Which is also why Hip fans who belong to the band’s official fan club and register on its Web site got access to advance tickets. And why some were sent to The Wolf radio station as a promotional giveaway.
The entire 3,500 tickets could have been sold twice over at the door without any special offers, but that’s not the way the music business works.
The city does deserve some criticism for the way it handled ticket sales, and has said it will consider one change in policy. For future concerts, the number of tickets available would be posted at the box office so people could decide whether to take a chance and wait.
Another necessary change concerns the number of tickets Petes club seat holders can buy. It should be one-for-one, concert seat for hockey seat.

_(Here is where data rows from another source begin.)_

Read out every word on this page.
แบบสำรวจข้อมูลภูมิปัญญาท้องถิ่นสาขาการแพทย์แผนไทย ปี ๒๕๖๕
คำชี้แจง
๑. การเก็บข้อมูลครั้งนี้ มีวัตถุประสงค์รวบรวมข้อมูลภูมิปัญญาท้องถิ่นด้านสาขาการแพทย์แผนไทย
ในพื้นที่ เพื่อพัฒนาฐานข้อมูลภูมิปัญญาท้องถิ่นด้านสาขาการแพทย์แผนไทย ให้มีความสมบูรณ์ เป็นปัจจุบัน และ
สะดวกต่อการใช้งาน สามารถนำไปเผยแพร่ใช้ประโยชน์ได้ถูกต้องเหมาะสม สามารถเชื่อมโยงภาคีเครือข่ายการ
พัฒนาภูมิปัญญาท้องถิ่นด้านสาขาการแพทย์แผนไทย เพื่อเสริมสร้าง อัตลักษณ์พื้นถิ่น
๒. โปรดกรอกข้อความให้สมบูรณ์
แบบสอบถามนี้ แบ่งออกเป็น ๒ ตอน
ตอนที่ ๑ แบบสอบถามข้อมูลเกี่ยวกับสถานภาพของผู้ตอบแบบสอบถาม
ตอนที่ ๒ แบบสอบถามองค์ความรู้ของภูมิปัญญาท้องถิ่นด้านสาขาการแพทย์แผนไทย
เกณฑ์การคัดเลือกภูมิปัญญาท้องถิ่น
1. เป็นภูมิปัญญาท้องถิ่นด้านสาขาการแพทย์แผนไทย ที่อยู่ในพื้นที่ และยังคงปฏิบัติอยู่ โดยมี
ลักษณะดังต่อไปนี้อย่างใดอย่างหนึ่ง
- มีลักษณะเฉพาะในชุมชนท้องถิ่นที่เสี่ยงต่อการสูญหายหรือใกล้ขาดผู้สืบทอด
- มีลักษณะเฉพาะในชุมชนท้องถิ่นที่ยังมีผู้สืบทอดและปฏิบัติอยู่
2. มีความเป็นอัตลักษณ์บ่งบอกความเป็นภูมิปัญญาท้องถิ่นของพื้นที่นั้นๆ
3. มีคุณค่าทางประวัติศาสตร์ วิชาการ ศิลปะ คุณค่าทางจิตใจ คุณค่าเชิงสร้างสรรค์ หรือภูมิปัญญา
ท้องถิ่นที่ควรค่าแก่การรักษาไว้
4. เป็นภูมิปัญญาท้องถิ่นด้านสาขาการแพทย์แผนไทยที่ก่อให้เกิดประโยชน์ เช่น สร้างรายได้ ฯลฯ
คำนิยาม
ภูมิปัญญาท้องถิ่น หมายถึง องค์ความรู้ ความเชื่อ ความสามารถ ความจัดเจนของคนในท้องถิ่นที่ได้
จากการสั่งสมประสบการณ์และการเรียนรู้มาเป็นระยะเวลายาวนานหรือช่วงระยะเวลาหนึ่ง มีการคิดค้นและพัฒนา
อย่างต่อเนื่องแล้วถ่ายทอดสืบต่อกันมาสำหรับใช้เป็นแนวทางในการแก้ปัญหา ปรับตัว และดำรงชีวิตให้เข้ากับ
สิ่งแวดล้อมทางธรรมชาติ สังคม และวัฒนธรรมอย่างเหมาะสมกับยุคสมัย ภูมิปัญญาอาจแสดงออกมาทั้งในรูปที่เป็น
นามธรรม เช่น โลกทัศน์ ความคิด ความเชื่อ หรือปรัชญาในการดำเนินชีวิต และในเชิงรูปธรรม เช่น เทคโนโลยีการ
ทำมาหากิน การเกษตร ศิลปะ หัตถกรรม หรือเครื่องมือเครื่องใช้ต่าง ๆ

One club seat holder bought six concert tickets and was told that was the maximum. Another reported buying eight. That takes too many tickets out of the hands of everyone else, and promotes ticket scalping.
At the same time, give Memorial Centre staff credit for bringing in one of the country’s most popular acts. Had interest not been so high there wouldn’t have been any ticket controversy. Willie Nelson and Bryan Adams both drew big crowds to the Memorial Centre in the past 12 months but no one was complaining they couldn’t get in. Stompin’ Tom Connors sold 2,000 tickets, Jann Arden just 1,600.
But we’d like to think there will be other blockbuster events that are so popular someone is going to be left out. For that reason, fans should be told how many tickets are available when they line up, and a $175 hockey seat fee should buy access to only one ticket. Save the fireworks for concert night.